At a hearing Jan. 20, Admiral Blair said Mr. Abdulmutallab should have been interrogated by the High Value Detainee Interrogation Group (HIG), to which President Obama had assigned responsibility for interrogating captured terrorists after he took it from the CIA. But we learned later the HIG wasn't operational at the time he was captured.
The manner in which the Abdulmutallab case has been handled has, understandably, drawn criticism from Republicans, and not only from them. In a Rasmussen poll released Dec. 31, 71 percent of respondents said Mr. Abdulmutallab should be turned over to the military. Only 22 percent wanted him tried in a civilian court.
The administration has fought back in a variety of clumsy ways. First, Press Secretary Robert Gibbs said Mr. Abdulmutallab had given up all the useful information he had in the 50 minutes before he was Mirandized, a statement so preposterous it was not repeated.
Now the administration is saying Mr. Abdulmutallab has, at the insistence of his family, resumed talking. If this
is true, it shouldn't be announced publicly. Al Qaida can read newspapers, too. And if true, it doesn't mitigate the harm done when Mr. Abdulmutallab clammed up. The difference between "actionable intelligence" and "history" is often only a few hours.
On "Meet the Press" Sunday and in a column in USA Today Tuesday, Mr. Brennan described critics of the way the Abdulmutallab case has been handled as "partisans" who are "politicizing intelligence" and serving "the goals of al Qaida." Actually, since the critics include Democratic Sens.

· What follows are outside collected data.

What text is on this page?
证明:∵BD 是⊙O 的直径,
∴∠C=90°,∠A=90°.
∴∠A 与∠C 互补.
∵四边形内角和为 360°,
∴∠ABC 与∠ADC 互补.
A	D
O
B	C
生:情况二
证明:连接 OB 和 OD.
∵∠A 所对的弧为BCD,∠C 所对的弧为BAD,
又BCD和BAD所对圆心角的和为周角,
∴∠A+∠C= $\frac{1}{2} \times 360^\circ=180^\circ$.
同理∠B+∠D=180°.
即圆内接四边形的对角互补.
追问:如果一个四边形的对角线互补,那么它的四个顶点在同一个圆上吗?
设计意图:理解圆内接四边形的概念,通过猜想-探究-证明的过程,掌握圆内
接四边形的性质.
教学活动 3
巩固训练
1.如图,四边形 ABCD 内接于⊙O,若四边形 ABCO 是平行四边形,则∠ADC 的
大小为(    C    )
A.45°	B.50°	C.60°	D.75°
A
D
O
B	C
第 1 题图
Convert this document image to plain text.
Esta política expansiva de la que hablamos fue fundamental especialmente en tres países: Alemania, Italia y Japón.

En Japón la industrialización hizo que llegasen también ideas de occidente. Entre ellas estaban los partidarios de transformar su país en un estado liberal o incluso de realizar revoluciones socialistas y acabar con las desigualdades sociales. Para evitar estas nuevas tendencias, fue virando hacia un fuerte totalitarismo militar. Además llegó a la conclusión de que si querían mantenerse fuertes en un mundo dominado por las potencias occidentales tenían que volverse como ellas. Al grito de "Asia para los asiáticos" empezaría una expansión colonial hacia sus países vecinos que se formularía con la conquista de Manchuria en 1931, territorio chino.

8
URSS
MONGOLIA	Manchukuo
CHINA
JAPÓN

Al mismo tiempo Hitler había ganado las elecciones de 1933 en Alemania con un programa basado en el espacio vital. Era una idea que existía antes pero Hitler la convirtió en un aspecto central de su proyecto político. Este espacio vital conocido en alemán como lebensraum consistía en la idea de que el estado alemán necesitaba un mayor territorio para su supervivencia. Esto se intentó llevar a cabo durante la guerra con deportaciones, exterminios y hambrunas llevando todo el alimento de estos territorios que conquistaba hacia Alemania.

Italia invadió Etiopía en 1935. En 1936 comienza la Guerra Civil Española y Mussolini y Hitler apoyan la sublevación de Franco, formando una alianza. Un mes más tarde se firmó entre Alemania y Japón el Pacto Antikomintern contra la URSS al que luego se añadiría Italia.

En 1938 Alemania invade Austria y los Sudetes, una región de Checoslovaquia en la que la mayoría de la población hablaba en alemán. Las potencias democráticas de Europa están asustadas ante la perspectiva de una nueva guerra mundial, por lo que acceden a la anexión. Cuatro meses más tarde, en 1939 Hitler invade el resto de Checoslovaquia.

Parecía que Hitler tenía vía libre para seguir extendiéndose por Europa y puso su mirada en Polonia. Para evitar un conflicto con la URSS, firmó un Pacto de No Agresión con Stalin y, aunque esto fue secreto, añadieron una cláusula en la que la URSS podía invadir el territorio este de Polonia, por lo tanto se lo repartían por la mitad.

Dianne Feinstein (California), Jim Webb (Virginia) and Joe Lieberman (Ct), it's been about the most bipartisan thing in Washington in the last year.
Grotesque overstatement and outright lies from a hack flack are one thing; from the administration's counterterrorism czar, quite another.
"It's hard to trust anyone in the White House right now," Sen. Kit Bond, R-Mo., the ranking Republican on the Senate Intelligence Committee, told National Review Online. "The national security team has become a bench of political spokespeople."